Volvo Trucks zieht Bilanz: Fünf Jahre Elektromobilität und die Zukunft der E-Lkw

Vor fast genau fünf Jahren hat Volvo Trucks seinen ersten E-Lkw ausgeliefert. Ein guter Zeitpunkt, um mit dem deutschen Vertriebsdirektor Christoph Fitz nicht nur Bilanz zu ziehen, sondern auch einen Blick in die Zukunft der Elektrifizierung von Nutzfahrzeugen zu werfen.

„Die schweren Lkw setzten voraus, dass eine entsprechende Hochvolt- Ladeinfrastruktur für den Fernverkehr existiert.
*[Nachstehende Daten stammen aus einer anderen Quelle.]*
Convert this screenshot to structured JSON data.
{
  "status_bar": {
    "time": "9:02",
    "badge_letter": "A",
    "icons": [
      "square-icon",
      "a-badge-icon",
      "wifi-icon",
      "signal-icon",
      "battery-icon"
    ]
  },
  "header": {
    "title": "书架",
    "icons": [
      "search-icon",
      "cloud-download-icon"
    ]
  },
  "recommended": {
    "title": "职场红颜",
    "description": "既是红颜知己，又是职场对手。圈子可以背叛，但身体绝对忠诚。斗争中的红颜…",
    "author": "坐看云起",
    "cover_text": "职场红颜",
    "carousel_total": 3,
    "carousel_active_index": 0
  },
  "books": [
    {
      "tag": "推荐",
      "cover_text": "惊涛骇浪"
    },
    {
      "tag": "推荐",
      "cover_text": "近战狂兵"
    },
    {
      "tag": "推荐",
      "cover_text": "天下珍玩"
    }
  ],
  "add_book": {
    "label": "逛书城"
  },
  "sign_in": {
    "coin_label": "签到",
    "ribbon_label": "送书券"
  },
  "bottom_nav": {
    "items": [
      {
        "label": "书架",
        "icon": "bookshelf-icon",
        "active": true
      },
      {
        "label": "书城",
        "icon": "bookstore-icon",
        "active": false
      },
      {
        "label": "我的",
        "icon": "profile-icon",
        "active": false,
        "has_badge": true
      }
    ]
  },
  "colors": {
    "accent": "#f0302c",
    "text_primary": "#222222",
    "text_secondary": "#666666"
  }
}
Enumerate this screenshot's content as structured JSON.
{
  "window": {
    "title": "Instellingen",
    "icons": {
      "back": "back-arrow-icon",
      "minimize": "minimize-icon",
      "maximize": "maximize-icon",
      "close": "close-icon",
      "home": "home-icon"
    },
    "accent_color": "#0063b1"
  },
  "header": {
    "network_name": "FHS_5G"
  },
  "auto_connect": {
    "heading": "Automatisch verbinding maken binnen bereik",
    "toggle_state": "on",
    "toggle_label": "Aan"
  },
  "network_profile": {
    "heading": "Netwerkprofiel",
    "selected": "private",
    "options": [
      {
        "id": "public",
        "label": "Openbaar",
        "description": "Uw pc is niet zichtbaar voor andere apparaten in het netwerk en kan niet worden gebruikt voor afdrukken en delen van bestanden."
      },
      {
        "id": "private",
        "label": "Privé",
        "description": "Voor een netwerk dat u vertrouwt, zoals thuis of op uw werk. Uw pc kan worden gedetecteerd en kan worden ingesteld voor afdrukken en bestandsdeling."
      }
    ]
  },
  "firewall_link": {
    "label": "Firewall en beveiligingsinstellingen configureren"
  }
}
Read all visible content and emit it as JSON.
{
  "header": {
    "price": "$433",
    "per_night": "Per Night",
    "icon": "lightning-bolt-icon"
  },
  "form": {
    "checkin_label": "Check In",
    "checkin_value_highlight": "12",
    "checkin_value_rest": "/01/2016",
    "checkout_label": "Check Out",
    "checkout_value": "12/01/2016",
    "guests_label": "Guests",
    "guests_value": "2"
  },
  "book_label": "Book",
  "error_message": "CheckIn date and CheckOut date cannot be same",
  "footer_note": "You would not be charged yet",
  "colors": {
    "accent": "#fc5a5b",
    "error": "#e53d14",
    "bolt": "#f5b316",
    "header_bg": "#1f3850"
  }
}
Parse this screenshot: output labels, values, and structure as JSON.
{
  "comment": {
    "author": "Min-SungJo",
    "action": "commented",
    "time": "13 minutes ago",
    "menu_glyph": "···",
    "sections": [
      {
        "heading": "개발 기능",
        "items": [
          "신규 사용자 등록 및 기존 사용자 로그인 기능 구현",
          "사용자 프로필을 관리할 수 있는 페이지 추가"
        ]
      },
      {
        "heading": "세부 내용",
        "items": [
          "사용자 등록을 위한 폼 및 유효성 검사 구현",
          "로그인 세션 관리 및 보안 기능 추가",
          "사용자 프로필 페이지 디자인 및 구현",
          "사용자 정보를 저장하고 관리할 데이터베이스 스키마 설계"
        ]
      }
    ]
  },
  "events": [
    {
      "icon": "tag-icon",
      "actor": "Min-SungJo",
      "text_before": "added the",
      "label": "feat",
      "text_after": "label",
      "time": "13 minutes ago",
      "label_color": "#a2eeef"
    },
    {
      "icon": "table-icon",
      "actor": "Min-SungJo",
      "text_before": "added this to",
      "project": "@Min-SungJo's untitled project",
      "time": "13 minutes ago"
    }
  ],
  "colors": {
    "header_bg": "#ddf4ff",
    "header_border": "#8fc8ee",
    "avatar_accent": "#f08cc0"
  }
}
Und da hapert es bisher noch deutlich.“ - Christoph Fitz, Vertriebsdirektor für Volvo Trucks Deutschland | Bild: Volvo Trucks
„Die schweren Lkw setzten voraus, dass eine entsprechende Hochvolt- Ladeinfrastruktur für den Fernverkehr existiert. Und da hapert es bisher noch deutlich.“ - Christoph Fitz, Vertriebsdirektor für Volvo Trucks Deutschland | Bild: Volvo Trucks
Christine Harttmann

VisionTransport : Fünf Jahre Elektromobilität sind für Volvo ein guter Zeitpunkt, um Bilanz zu ziehen. Denn seitdem ist viel passiert. Wie sah der erste Volvo-Lkw aus?

Christoph Fitz: Fast genau fünf Jahre ist es her, dass wir das erste Kundenfahrzeug in Europa ausgeliefert haben. Das war im Mai 2019 in Deutschland. Es war ein Müllfahrzeug der Stadtreinigung Hamburg mit einer Faun Roto Presse als Aufbau. Später hatten wir das Fahrzeug auch auf der IAA.

Die Kilometerleistung war an die übliche Tagesfahrleistung eines Müllsammelfahrzeugs angepasst. Das waren etwa 120 Kilometer. Alles, was wir vorher gezeigt haben, waren Testfahrzeuge. Die hatten sehr unterschiedliche Reichweiten, schon allein weil wir sie mit unterschiedlichen Aufbauten getestet haben.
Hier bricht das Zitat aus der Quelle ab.